KMS access is granted by either environment variables or by authorizing the instance itself. Either way, if the instance is compromised, then so is access to KMS. So unless your threat model involves preventing the government from looking at your data through some theoretical sophisticated physical attack, then your primary concerns are likely the same as running a box in another physically secure ___location. So the same rules of needing to design your encryption scheme to minimize blowout from a complete hostile takeover still apply.
An attacker gaining temporary capability to encrypt/decrypt data through a compromised instance is painful. An attacker gaining a copy of a private key is still an entirely different world of pain.
Painful is an understatement. Keys for sensitive customer data should be derived from customer secrets either way. Almost nobody does that though, because it requires actual forethought. Instead they just slap secrets in KMS and pretend it's better than encrypted environment variables or other secrets services. If an attacker can read your secrets with the same level of penetration into your system, then it's all the same security wise.
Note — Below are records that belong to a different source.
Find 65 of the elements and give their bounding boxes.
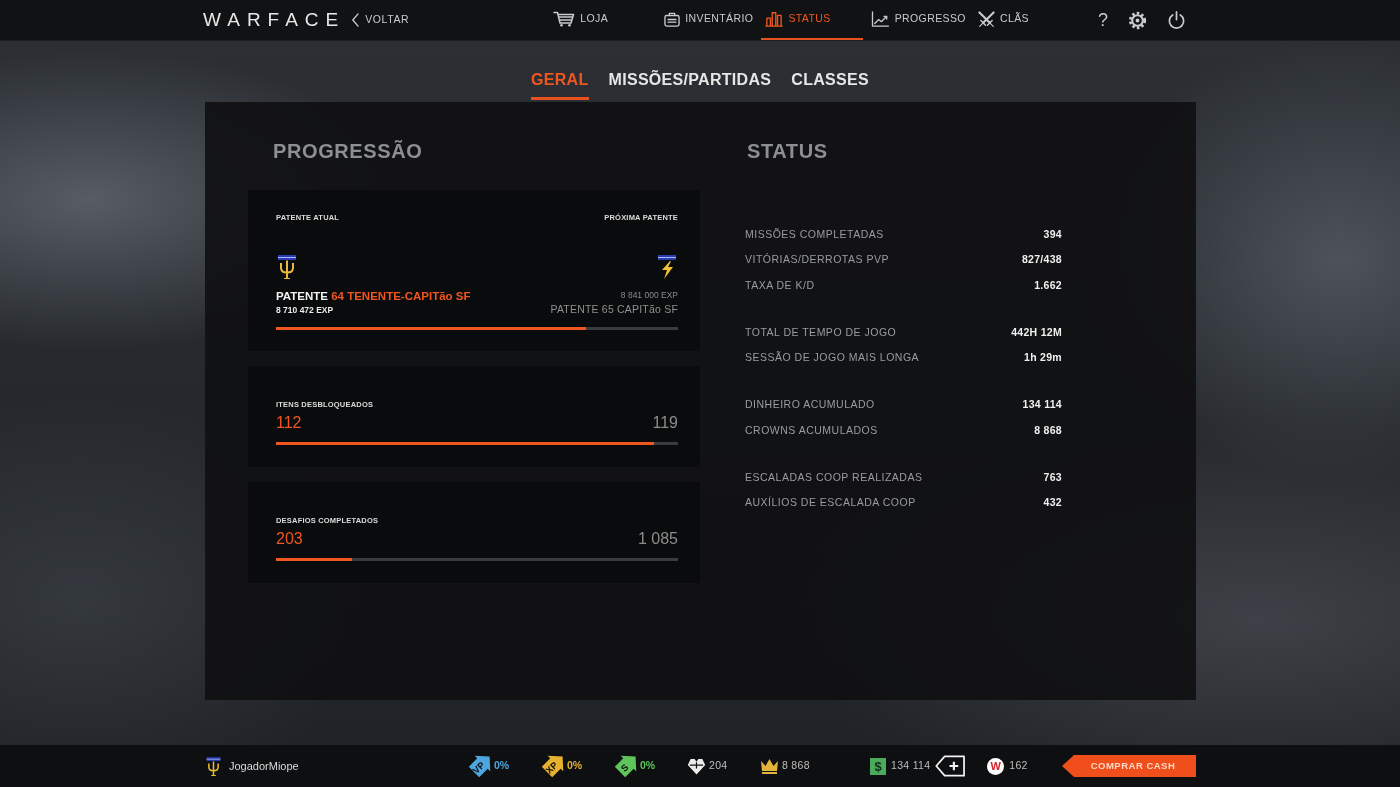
currency-value: 162 — [1009, 758, 1028, 774]
stat-value: 1h 29m — [1024, 350, 1062, 366]
nav-tab[interactable]: STATUS — [761, 0, 863, 40]
stat-value: 763 — [1043, 469, 1062, 485]
back-link[interactable]: VOLTAR — [351, 12, 410, 28]
cart-icon — [553, 11, 576, 27]
currency-value: 134 114 — [891, 758, 931, 774]
player-name: JogadorMiope — [229, 758, 299, 774]
line-chart-icon — [870, 11, 890, 27]
briefcase-icon — [664, 11, 681, 27]
help-button[interactable]: ? — [1098, 11, 1108, 29]
tab[interactable]: CLASSES — [791, 69, 869, 100]
booster-value: 0% — [567, 758, 583, 774]
stat-value: 8 868 — [1034, 422, 1062, 438]
nav-tab[interactable]: PROGRESSO — [866, 0, 970, 40]
crown-icon — [760, 758, 779, 774]
current-exp: 8 710 472 EXP — [276, 304, 335, 317]
trident-rank-icon — [276, 255, 298, 279]
section-heading: STATUS — [746, 139, 829, 164]
stat-value: 1.662 — [1034, 277, 1062, 293]
stat-value: 442H 12M — [1011, 324, 1062, 340]
stat-label: ESCALADAS COOP REALIZADAS — [745, 469, 923, 485]
next-rank-name: PATENTE 65 CAPITão SF — [550, 302, 678, 316]
heart-icon — [687, 757, 706, 775]
stat-label: CROWNS ACUMULADOS — [745, 422, 878, 438]
stat-value: 134 114 — [1022, 397, 1062, 413]
currency-value: 8 868 — [782, 758, 810, 774]
counter-total: 1 085 — [637, 529, 678, 549]
dollar-icon: $ — [870, 757, 886, 775]
stat-value: 827/438 — [1021, 252, 1062, 268]
currency-value: 204 — [709, 758, 728, 774]
counter-total: 119 — [652, 413, 678, 433]
current-rank-name: PATENTE 64 TENENTE-CAPITão SF — [276, 289, 471, 304]
booster-value: 0% — [640, 758, 656, 774]
stat-label: TOTAL DE TEMPO DE JOGO — [745, 324, 897, 340]
bar-chart-icon — [765, 11, 784, 27]
booster-tag: VP — [468, 754, 491, 778]
power-icon[interactable] — [1167, 10, 1186, 30]
counter-value: 203 — [276, 529, 303, 549]
stat-label: TAXA DE K/D — [745, 277, 815, 293]
booster-value: 0% — [494, 758, 510, 774]
stat-label: VITÓRIAS/DERROTAS PVP — [745, 252, 889, 268]
stat-value: 432 — [1043, 495, 1062, 511]
booster-tag: XP — [541, 754, 564, 778]
plus-tag-icon[interactable] — [935, 755, 966, 777]
booster-tag: S — [614, 754, 637, 778]
coin-icon: W — [987, 757, 1005, 775]
stat-label: SESSÃO DE JOGO MAIS LONGA — [745, 350, 920, 366]
nav-tab[interactable]: CLÃS — [973, 0, 1033, 40]
game-logo: WARFACE — [203, 7, 346, 32]
section-heading: PROGRESSÃO — [272, 139, 424, 164]
settings-icon[interactable] — [1128, 10, 1147, 30]
nav-tab[interactable]: LOJA — [549, 0, 613, 40]
tab[interactable]: MISSÕES/PARTIDAS — [608, 69, 772, 100]
counter-value: 112 — [276, 413, 302, 433]
lightning-rank-icon — [656, 255, 678, 279]
stat-value: 394 — [1043, 226, 1062, 242]
nav-tab[interactable]: INVENTÁRIO — [660, 0, 758, 40]
chevron-left-icon — [351, 13, 360, 27]
crossed-swords-icon — [977, 10, 995, 28]
stat-label: AUXÍLIOS DE ESCALADA COOP — [745, 495, 916, 511]
stat-label: DINHEIRO ACUMULADO — [745, 397, 875, 413]
stat-label: MISSÕES COMPLETADAS — [745, 226, 884, 242]
trident-rank-icon — [205, 756, 222, 776]
next-rank-exp: 8 841 000 EXP — [619, 289, 678, 302]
There are many kinds of secrets that are used for purposes where they cannot be derived from customer secrets, and those still need to be secured. TLS private keys for example.
I do disagree on the second part - there’s a world of a difference whether an attacker obtains a copy of your certificates private key and can impersonate you quietly or whether they gain the capability to perform signing operations on your behalf temporarily while they maintain access to a compromised instance.
It's all unencrypted secrets from perspective of an attacker. If they somehow already have enough access to read your environment variables, then they can definitely access secrets manager records authorized for that service. By all means put secrets management in a secondary service to prevent leaking keys, but you don't need a cloud service to do that.